When fuzzing finds a failure, Go saves the failing input to testdata/fuzz/<TestName>/. This input becomes part of the seed corpus, so the bug is automatically tested in future runs.

What to Do When Fuzzing Finds a Bug

When the fuzzer reports a failure, you'll see the input that caused it. First, write a regular unit test that reproduces the bug with that specific input. This ensures the bug stays fixed and documents the edge case.

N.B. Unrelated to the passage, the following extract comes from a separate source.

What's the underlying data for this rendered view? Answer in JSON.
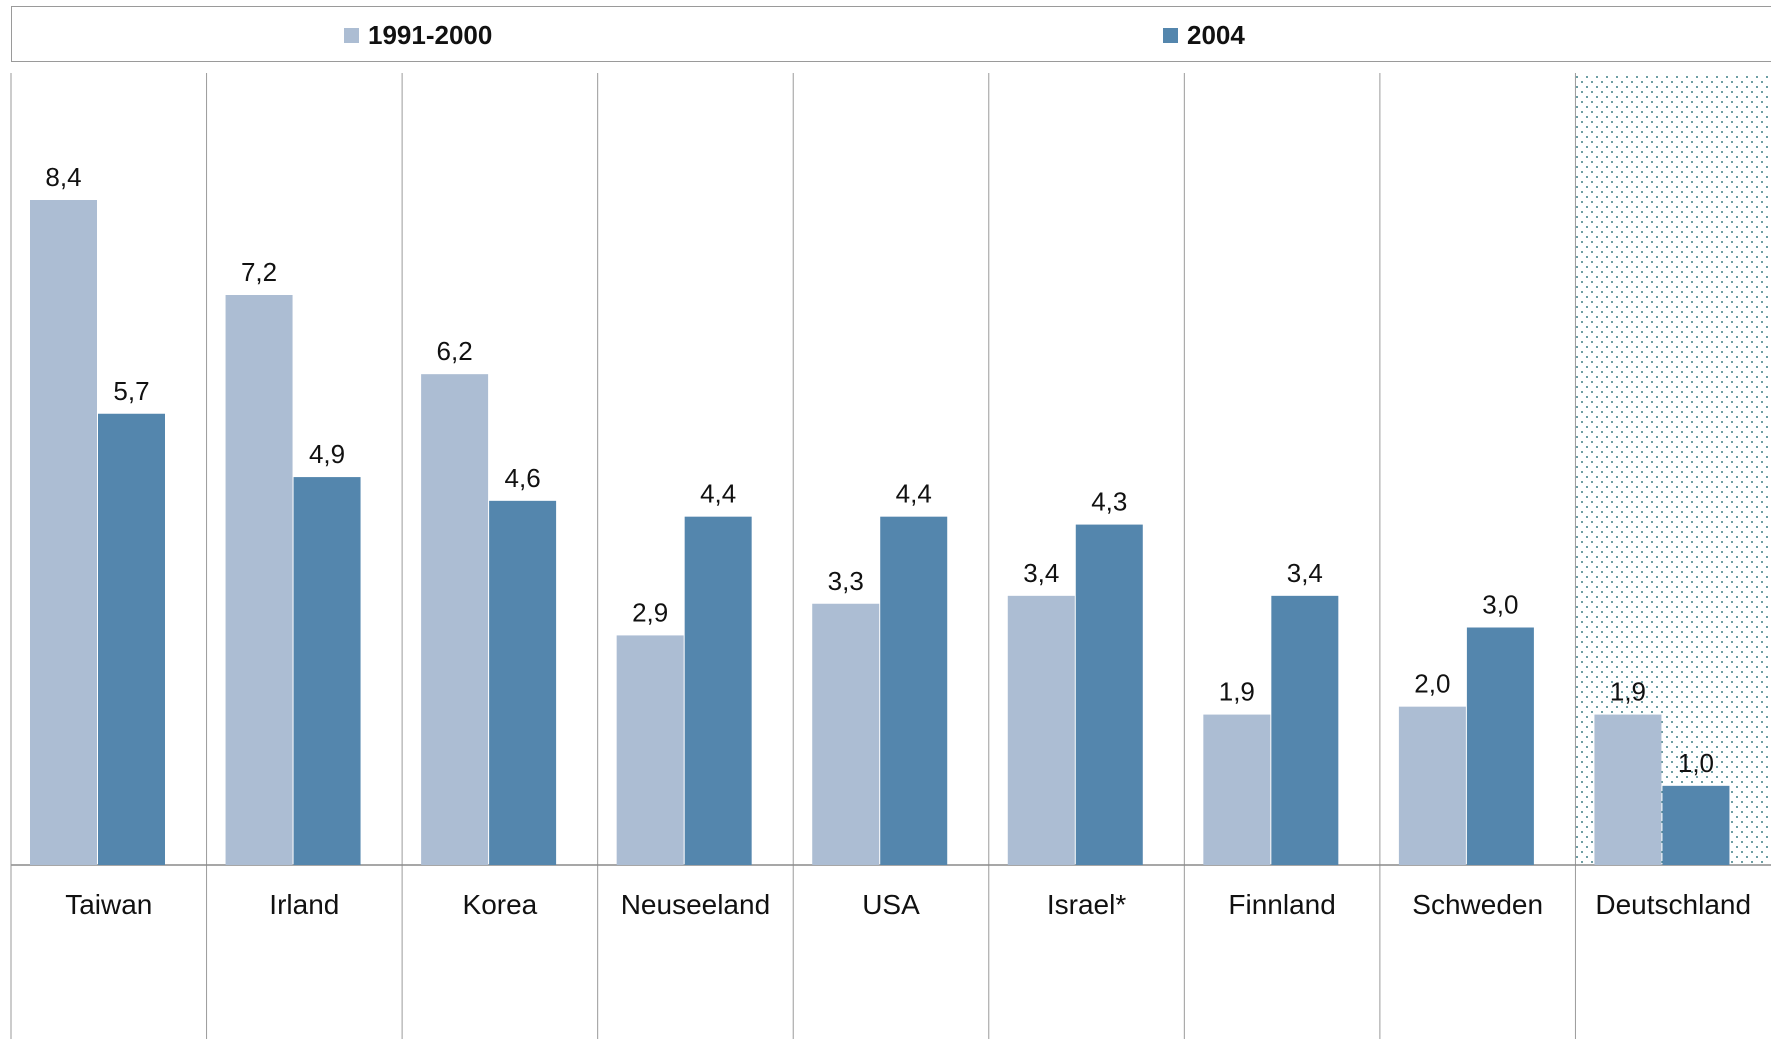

func TestParseConfig_FuzzRegression(t *testing.T) {
    // This input was found by fuzzing and caused a panic
    input := `{"timeout": "-1ns"}`
    
    cfg, err := ParseConfig(input)
    // Negative durations should return an error, not panic
    require.Error(t, err)
}

Then fix the bug. The fuzz-discovered input in testdata/fuzz/ will continue running as part of the seed corpus, giving you ongoing regression protection.

Bazel Configuration

Fuzz tests are included in regular test targets:

go_test(
    name = "encryption_test",
    size = "small",
    srcs = [
        "encryption_test.go",
        "fuzz_test.go",
    ],
    data = glob(["testdata/**"]),
    deps = [
        ":encryption",
        "@com_github_stretchr_testify//require",
    ],
)

The testdata/** glob picks up the fuzz corpus so discovered inputs are tested in CI. Bazel runs fuzz tests with their seed corpus only; actual fuzzing happens locally with go test -fuzz.